The above description is only a preferred embodiment of the present invention, and the protection scope of the present invention is not limited to the above embodiments, and all technical solutions belonging to the idea of the present invention belong to the protection scope of the present invention. It should be noted that modifications and adaptations to those skilled in the art without departing from the principles of the present invention should also be considered as within the scope of the present invention.

Claims

1. An image super-resolution reconstruction method is characterized by comprising the following steps: the method comprises the following steps:

inputting the extracted high-level features phi (y) and phi (G (x)) into a discriminator network, obtaining the countermeasure loss based on PU classification regularization, and determining a final target loss function as the weighted sum of the content loss and the countermeasure loss;

2. The image super-resolution reconstruction method according to claim 1, characterized in that: the PU framework in the third step is as follows:

wherein, P_dataRepresenting the distribution of real samples, Z being the distribution P from the prior experiment_zRandom noise of middle sampling, D (x) is x predicted as real number by discriminatorAccording to the probability, f₁(. is a loss classifying the input as a true sample, f₂(. cndot.) is the loss of classifying the input as a generating sample, and π is the a priori knowledge, i.e., the proportion of high quality samples in the generating sample.

3. The image super-resolution reconstruction method according to claim 1 or 2, characterized in that: the adaptive evolution equation of a-Charbon in the fourth step is as follows:

is the a-Charbon regularization term.

4. The image super-resolution reconstruction method according to claim 1 or 2, characterized in that: the objective loss function in step three is as follows:

l＝l_charbon+0.008l_VGG-charbon+2×10^-6l_α-charbon+10^-3l_PU-Gen

wherein l_charbonFor content loss,/_VGG-charbonLoss to improve VGG loss,/_α-charbonIs a-Charb loss, l_PU-GenIndicating a loss of resistance.
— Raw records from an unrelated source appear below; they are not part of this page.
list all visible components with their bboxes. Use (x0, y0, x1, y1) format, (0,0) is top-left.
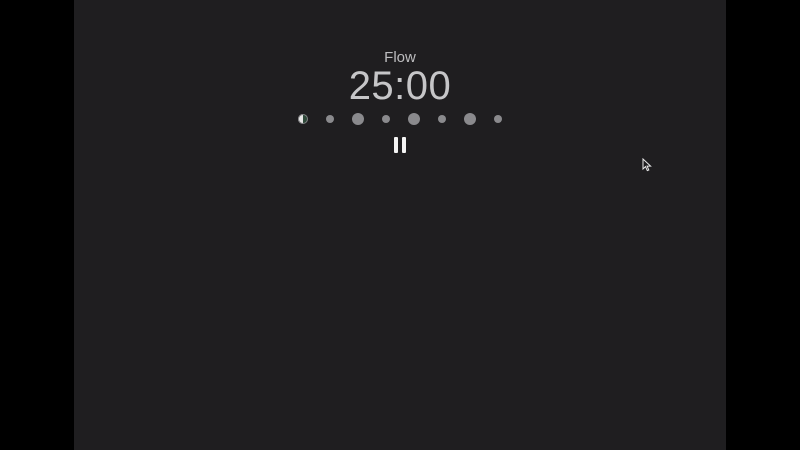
session-dot (352, 113, 364, 125)
timer-window: Flow 25:00 (74, 0, 726, 450)
session-dot (464, 113, 476, 125)
break-dot (494, 115, 502, 123)
timer-block: Flow 25:00 (74, 48, 726, 157)
session-dot (408, 113, 420, 125)
session-dots (289, 112, 511, 126)
break-dot (326, 115, 334, 123)
break-dot (438, 115, 446, 123)
break-dot (382, 115, 390, 123)
pause-icon (392, 137, 408, 153)
time-display: 25:00 (348, 64, 452, 108)
pause-button[interactable] (388, 133, 412, 157)
mouse-cursor-icon (642, 158, 652, 172)
session-dot-current (298, 114, 308, 124)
5. The image super-resolution reconstruction method according to claim 4, characterized in that: the content loss is defined as follows:

6. The image super-resolution reconstruction method according to claim 5, characterized in that: the loss of improvement in VGG loss is defined as follows:

wherein phi_5，4Represents the characteristic graph, W, obtained after 4 th convolution Relu before the 5 th maximum pooling layer in VGG network_5，4And H_5，4Respectively representing the width and height of the corresponding feature map.

7. The image super-resolution reconstruction method according to claim 6, wherein: the a-Charb loss is defined as follows:

8. The image super-resolution reconstruction method according to claim 4, characterized in that: the resistance loss is defined as follows:

wherein，ε＝10^-2For preventing the logarithmic term from being 0, theta_dAnd the parameters of the discriminator are represented, pi represents class prior knowledge, namely positive data proportion in unlabeled data, n represents the number of training samples, and lambda is a regularization parameter.